El pulso de Luis se aceleró, un latido sordo resonándole en las sienes. Ana continuó, sus ojos fijos en él. “¿Tú sabes que Carmen tiene un amigo con el que se ve habitualmente? Es de Zaragoza, sé que han quedado alguna vez que él vino a Madrid. Creo que trabaja en la delegación de allí de su empresa. Me lo contó ella, pero no sé nada más.” No dio detalles —no mencionó los hoteles, los gritos, el sexo—, pero dejó caer suficiente para que la mente de Luis empezara a girar. La confesión lo atravesó como una lanza, un dolor agudo clavándose en su pecho. “No sé nada de ese amigo,” respondió, la voz temblorosa, las manos sudándole mientras las apretaba contra la barra. De pronto, piezas sueltas del rompecabezas de los últimos meses encajaron: las salidas, los días de gimnasio extra, las noches en que llegaba agotada pero distinta, más viva.
Su imaginación saltó al peor escenario posible: Carmen con otro hombre, risas compartidas, cuerpos entrelazados. El mareo lo golpeó como una ola, la sangre abandonándole el rostro. Se tambaleó en el taburete, y Ana lo notó al instante. “Luis, Luis… tranquilo,” exclamó, levantándose para sostenerlo por la espalda. “¡Un vaso de agua, por favor!” gritó al camarero, que se apresuró a traerlo. Ella se lo dio, su mano firme en su hombro mientras él bebía, el agua fría calmándole apenas el nudo en la garganta. “Perdóname por decirte esto, ¿estás mejor?” preguntó, su voz cargada de culpa. Luis asintió, aunque no era cierto, recomponiéndose lo justo para no derrumbarse allí mismo.
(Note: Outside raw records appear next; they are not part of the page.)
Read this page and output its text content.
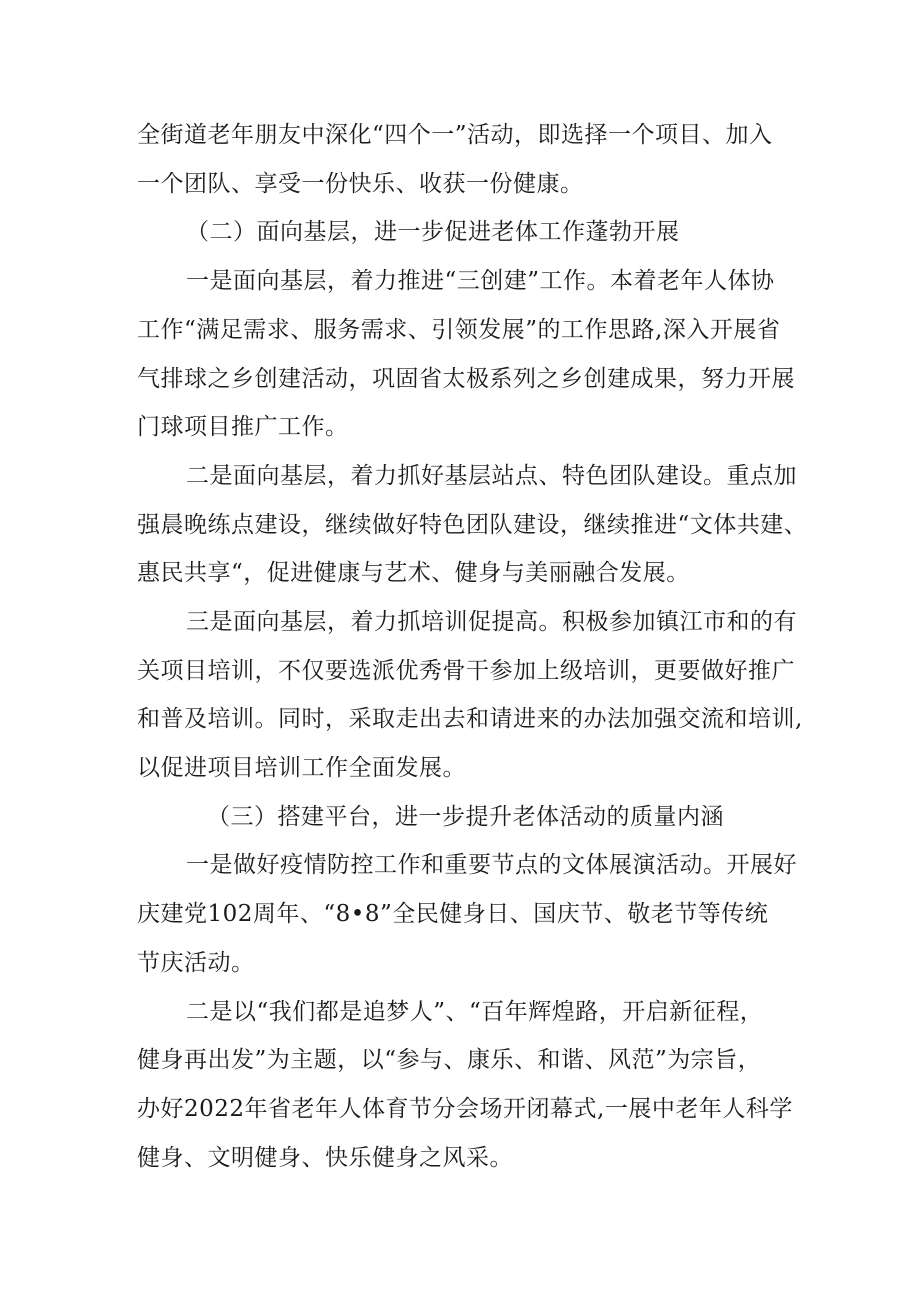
全街道老年朋友中深化“四个一”活动，即选择一个项目、加入
一个团队、享受一份快乐、收获一份健康。
（二）面向基层，进一步促进老体工作蓬勃开展
一是面向基层，着力推进“三创建”工作。本着老年人体协
工作“满足需求、服务需求、引领发展”的工作思路,深入开展省
气排球之乡创建活动，巩固省太极系列之乡创建成果，努力开展
门球项目推广工作。
二是面向基层，着力抓好基层站点、特色团队建设。重点加
强晨晚练点建设，继续做好特色团队建设，继续推进“文体共建、
惠民共享“，促进健康与艺术、健身与美丽融合发展。
三是面向基层，着力抓培训促提高。积极参加镇江市和的有
关项目培训，不仅要选派优秀骨干参加上级培训，更要做好推广
和普及培训。同时，采取走出去和请进来的办法加强交流和培训,
以促进项目培训工作全面发展。
（三）搭建平台，进一步提升老体活动的质量内涵
一是做好疫情防控工作和重要节点的文体展演活动。开展好
庆建党102周年、“8•8”全民健身日、国庆节、敬老节等传统
节庆活动。
二是以“我们都是追梦人”、“百年辉煌路，开启新征程，
健身再出发”为主题，以“参与、康乐、和谐、风范”为宗旨，
办好2022年省老年人体育节分会场开闭幕式,一展中老年人科学
健身、文明健身、快乐健身之风采。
Ana respiró hondo, midiendo sus siguientes palabras. “Es posible que no haya ido a más, pero tampoco me parece correcto que Carmen te lo haya ocultado. No le digas nada, comprende la situación en la que me dejarías a mí, pero creo que debías saberlo y por eso te consulté antes.” Luis la miró, los ojos húmedos, un brillo de lágrimas que no llegó a caer. Agarró las llaves del coche del bolsillo, las manos temblando tanto que casi se le escapan. “Debo volver a la oficina,” murmuró, la voz rota, poniéndose en pie con torpeza. Pero Ana actuó rápido, arrancándole las llaves con un gesto firme. “Tranquilízate, pero tú en este estado no estás para conducir. Coge un taxi y lo mismo para volver a casa. Yo te devolveré las llaves el finde o el lunes, donde me digas, pero no voy a dejarte agarrar el coche así.”
Luis no protestó; no tenía fuerzas. Asintió, perdido en un torbellino de pensamientos, y salió del bar con pasos lentos, el sol golpeándole la cara como una burla. Ana se quedó en la barra, el refresco intacto, un nudo de culpa apretándole el pecho. No era venganza contra Carmen lo que le había movido —quería proteger a Luis, o eso se decía a sí misma—, pero ahora veía el caos que había desatado. Abrió la caja de los truenos, y el eco de sus palabras resonaba en su cabeza mientras él, en un taxi rumbo a la oficina, intentaba procesar una verdad que aún no podía nombrar.
Carmen, en su rutina, seguía tejiendo excusas, sin saber que Luis, sudando y temblando tras el café con Ana, empezaba a mirar su matrimonio con ojos nuevos, heridos, confusos.